Pull à losanges aux couleurs passées, sourire aussi large que la calvitie, Claude reconnaît : "C'est difficile, ici, de parler de la famille." "C'est privé et ça n'a aucun intérêt", tente à deux reprises son copain d'apéro, qui s'est contenté d'un café. Mais bon, ça les intéresse suffisamment pour qu'ils connaissent nombre d'éléments du dossier. Certains avérés, comme le remariage de Ghislaine de Védrines avec Jean Marchand, séparés pendant huit ans (la première a été manipulée, l'autre a été écarté par le gourou). Et d'autres plus fantaisistes, sur Thierry Tilly, le manipulateur, notamment : "C'est un bon hein, il a même siphonné tout le pognon de sa femme qui était très riche !" Un détail qui ne figure nulle part. "En tout cas, c'est sûr, si on nous mène en bateau, nous, on n'a pas 5 millions de côté à se faire piquer !" se marrent-ils.

"Ils se sont fait avoir comme des bleus", s'exclame d'emblée une minuscule mamie recroquevillée dans son fauteuil chez le coiffeur, des papillotes en aluminium bleu roi sur tout le crâne. "Quelle histoire, c'est pas possible, il y avait des médecins, des avocats, c'était des gens hors du commun, quand même", poursuit-elle, incrédule, les yeux brillants. "Secte, pas secte, c'est très confus", souligne la jeune coiffeuse qui lui tartine les mèches de pâte de teinture mauve. 

"Personne n'a compris"

"Dans le village, personne n'a compris", confirme Pierre*, jeune quinqua croisé sur la place principale, une baguette à la main. "C'est une histoire qui dépasse tout le monde, c'est pas fait pour des conversations de café, c'est tellement énorme", poursuit-il. Lui était invité au cocktail du mariage "en grande pompe" de Guillemette, en septembre 2001. Une semaine jour pour jour avant qu'une partie de la famille ne commence à s'enfermer dans le château. "Personne n'a rien vu venir, personne n'a compris", répète-t-il. 

Il y a bien les gendarmes, dont les yeux pétillent à l'évocation de l'affaire, qui raconteraient volontiers tous ces gens bien défilant au commissariat pour porter plainte les uns contre les autres. Mais ils n'ont pas l'accord de leur hiérarchie. 

"C'est vraiment extraordinaire, mais ça arrive, hein", commente à côté une joviale commerçante, brushing blond paille et ronds roses aux joues. Elle-même, d'ailleurs, aurait très bien pu se faire embobiner par un petit jeune qui lui faisait les yeux doux. "Si ça se trouve c'est ça, c'est de là que c'est parti", s'emballe une cliente de passage. Elles se lancent avec gourmandise dans des théories extravagantes qui vont de "l'histoire de fesses" à la querelle de famille qui tourne mal, tout en vérifiant régulièrement qu'on ne "note pas n'importe quoi".

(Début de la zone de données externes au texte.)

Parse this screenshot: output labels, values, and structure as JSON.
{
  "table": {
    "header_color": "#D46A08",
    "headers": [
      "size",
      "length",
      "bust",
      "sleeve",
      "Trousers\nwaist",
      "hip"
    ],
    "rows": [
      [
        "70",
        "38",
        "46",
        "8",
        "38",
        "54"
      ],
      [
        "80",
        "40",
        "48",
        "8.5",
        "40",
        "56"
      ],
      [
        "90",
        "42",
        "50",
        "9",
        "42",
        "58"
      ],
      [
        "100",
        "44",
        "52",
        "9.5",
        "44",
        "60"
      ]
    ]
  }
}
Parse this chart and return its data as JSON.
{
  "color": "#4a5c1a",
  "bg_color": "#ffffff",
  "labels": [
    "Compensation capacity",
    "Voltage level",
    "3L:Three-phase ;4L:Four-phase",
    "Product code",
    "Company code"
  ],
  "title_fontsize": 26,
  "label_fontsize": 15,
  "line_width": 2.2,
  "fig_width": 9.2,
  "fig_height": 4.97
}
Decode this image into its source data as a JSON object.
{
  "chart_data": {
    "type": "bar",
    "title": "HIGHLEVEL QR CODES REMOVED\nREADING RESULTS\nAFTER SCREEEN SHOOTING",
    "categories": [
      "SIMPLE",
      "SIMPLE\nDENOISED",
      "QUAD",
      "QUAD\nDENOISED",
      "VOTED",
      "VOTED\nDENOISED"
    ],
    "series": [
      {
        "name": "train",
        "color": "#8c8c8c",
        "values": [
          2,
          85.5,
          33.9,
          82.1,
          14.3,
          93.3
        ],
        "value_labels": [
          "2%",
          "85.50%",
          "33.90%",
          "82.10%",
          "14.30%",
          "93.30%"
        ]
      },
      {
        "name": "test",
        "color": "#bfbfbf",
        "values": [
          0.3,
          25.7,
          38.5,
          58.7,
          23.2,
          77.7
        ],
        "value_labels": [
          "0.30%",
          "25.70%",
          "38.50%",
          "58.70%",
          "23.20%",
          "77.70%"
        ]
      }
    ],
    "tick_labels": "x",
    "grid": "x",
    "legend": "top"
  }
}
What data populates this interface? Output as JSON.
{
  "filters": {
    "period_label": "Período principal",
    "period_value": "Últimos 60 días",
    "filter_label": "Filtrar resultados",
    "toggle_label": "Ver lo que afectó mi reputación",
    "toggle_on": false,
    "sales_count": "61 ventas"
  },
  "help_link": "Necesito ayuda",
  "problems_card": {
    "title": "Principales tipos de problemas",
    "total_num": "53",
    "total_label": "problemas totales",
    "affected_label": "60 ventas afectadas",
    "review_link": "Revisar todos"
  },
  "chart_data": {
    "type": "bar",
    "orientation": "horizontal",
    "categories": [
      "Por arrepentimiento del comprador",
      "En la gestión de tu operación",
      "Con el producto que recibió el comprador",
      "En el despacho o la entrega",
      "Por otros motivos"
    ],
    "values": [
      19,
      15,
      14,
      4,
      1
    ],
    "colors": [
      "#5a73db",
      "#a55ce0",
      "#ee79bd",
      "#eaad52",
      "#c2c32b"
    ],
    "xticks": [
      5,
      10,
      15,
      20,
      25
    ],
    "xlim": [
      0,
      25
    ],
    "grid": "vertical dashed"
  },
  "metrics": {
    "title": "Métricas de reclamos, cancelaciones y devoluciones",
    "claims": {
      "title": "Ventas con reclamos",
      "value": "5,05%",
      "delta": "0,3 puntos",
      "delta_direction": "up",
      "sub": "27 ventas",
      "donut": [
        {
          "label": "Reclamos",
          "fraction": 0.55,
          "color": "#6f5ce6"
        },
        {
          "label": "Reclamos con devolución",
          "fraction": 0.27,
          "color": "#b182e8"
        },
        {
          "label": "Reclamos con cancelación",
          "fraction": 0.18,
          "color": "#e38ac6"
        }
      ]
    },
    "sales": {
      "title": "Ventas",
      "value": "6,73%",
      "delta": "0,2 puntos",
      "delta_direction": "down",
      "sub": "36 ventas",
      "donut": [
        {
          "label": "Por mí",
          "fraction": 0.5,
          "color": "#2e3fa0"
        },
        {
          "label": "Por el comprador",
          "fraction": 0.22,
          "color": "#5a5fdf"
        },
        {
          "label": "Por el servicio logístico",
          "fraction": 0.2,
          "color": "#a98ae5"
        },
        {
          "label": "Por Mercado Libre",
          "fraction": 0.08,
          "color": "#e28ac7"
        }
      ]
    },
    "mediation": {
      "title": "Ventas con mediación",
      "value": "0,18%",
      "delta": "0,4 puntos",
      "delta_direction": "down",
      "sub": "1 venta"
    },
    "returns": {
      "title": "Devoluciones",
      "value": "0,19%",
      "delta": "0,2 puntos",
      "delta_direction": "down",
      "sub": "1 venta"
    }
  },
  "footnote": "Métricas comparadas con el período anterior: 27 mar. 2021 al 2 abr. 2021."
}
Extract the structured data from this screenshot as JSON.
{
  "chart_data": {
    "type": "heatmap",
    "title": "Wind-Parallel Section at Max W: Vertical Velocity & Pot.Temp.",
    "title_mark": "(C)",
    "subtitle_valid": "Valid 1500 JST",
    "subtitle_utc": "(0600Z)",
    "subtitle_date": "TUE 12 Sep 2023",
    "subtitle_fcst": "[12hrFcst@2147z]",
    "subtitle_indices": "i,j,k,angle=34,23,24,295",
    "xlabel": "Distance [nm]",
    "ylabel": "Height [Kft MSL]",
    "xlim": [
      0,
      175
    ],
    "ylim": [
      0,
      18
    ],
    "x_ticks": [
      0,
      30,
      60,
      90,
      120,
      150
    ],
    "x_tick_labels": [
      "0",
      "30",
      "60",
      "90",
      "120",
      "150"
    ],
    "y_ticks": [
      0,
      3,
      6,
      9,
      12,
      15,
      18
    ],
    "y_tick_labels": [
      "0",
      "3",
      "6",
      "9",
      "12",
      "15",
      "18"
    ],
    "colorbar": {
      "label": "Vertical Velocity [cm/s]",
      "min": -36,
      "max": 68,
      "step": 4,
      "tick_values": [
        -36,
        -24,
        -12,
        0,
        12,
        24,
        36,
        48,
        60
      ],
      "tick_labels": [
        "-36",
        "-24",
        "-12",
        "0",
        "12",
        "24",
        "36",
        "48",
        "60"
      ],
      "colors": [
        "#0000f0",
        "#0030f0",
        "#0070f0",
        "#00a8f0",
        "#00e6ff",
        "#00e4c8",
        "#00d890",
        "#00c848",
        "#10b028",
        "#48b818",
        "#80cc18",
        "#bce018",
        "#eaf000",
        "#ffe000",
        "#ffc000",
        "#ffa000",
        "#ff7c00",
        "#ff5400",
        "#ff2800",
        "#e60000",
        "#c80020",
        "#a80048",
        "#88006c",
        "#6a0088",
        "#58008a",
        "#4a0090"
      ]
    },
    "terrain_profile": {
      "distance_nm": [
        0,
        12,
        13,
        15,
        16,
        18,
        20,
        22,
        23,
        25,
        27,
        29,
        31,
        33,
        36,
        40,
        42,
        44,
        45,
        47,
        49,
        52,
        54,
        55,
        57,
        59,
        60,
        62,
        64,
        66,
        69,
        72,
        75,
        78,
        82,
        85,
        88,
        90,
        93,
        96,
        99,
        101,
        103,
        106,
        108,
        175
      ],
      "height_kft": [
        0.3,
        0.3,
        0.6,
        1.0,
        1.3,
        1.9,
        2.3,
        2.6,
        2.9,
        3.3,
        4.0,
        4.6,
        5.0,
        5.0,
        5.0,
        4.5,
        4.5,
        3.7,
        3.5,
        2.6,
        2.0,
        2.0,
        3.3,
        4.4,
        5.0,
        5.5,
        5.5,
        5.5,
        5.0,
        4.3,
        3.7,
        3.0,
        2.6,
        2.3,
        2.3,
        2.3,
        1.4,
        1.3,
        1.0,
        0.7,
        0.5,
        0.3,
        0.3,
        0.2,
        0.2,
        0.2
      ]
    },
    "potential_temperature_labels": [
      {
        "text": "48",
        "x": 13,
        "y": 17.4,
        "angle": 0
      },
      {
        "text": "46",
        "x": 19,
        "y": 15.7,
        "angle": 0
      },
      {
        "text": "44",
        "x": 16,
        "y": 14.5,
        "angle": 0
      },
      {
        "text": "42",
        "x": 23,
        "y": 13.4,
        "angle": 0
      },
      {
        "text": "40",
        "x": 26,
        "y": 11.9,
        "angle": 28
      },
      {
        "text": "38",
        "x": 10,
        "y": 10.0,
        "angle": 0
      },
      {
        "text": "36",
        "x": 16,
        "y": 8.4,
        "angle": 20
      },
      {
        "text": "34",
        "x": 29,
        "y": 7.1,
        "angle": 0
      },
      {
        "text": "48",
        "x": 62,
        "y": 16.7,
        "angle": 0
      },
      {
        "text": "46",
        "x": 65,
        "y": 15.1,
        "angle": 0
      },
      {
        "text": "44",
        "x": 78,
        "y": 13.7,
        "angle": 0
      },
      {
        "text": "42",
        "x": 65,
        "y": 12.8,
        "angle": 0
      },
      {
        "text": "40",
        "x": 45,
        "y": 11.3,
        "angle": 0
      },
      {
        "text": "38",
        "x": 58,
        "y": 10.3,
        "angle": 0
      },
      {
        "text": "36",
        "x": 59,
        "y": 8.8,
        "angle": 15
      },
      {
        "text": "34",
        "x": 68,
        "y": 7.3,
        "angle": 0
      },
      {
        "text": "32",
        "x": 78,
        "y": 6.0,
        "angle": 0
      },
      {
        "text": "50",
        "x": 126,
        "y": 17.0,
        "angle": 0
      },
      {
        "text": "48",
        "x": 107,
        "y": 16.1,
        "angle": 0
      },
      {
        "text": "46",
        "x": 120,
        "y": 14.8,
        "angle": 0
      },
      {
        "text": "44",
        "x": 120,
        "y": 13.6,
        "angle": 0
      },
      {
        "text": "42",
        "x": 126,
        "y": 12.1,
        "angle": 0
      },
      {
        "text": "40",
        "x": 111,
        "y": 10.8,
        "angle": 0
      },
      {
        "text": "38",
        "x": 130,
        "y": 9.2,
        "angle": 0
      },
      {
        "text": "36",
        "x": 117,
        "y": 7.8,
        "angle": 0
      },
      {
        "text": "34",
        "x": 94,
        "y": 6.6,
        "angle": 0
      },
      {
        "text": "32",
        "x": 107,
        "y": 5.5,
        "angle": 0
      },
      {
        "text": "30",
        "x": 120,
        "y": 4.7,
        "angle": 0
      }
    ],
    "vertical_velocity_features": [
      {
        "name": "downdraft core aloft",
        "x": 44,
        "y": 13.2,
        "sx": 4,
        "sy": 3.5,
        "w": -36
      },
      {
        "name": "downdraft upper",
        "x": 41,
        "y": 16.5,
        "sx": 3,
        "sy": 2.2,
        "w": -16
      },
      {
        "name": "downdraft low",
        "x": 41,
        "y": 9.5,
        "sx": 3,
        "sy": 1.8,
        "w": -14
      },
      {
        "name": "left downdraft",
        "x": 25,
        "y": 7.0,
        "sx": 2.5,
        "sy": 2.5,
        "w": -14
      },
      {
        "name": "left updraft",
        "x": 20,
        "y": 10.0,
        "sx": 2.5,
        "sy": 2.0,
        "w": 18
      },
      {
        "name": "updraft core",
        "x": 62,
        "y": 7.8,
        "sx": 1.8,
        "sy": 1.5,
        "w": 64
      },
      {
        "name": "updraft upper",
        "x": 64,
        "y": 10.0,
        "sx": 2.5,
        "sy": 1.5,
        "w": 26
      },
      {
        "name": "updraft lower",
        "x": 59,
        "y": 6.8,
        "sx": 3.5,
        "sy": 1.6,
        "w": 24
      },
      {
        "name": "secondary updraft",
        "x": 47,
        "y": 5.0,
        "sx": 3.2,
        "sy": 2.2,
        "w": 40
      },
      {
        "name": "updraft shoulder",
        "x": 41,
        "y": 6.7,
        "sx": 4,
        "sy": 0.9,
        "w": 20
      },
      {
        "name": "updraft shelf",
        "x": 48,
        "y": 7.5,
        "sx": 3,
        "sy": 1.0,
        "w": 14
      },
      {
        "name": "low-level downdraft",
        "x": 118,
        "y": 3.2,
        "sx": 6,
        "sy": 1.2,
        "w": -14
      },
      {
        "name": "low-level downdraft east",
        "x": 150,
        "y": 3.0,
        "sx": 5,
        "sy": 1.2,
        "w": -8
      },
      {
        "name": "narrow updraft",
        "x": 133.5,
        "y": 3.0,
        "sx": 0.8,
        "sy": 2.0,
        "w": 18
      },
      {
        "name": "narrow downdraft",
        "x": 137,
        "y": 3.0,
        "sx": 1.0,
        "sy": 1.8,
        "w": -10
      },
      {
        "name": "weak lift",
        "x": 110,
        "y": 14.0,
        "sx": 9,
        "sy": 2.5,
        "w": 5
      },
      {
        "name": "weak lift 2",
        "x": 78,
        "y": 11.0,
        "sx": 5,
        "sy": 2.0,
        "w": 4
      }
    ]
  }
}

"Ils ont des avocats, tout ça… Quand ça reste au sein du village, déjà, ça fait des problèmes, mais on ne sait pas ce qui peut leur prendre quand ils seront sortis [du procès]", se justifie la commerçante, qui ne veut pas insulter l'avenir. Un peu comme Jean-Luc, le vendeur de jouets en bois dont on imagine aisément qu'ils ont dû faire le bonheur de quelques générations de Védrines à Noël, qui, officiellement du moins, se "demande juste si parler autant de Monflanquin, ça ne pourrait pas faire un peu de pub !"

* A leur demande, les prénoms de certains habitants ont été modifiés afin de préserver leur anonymat.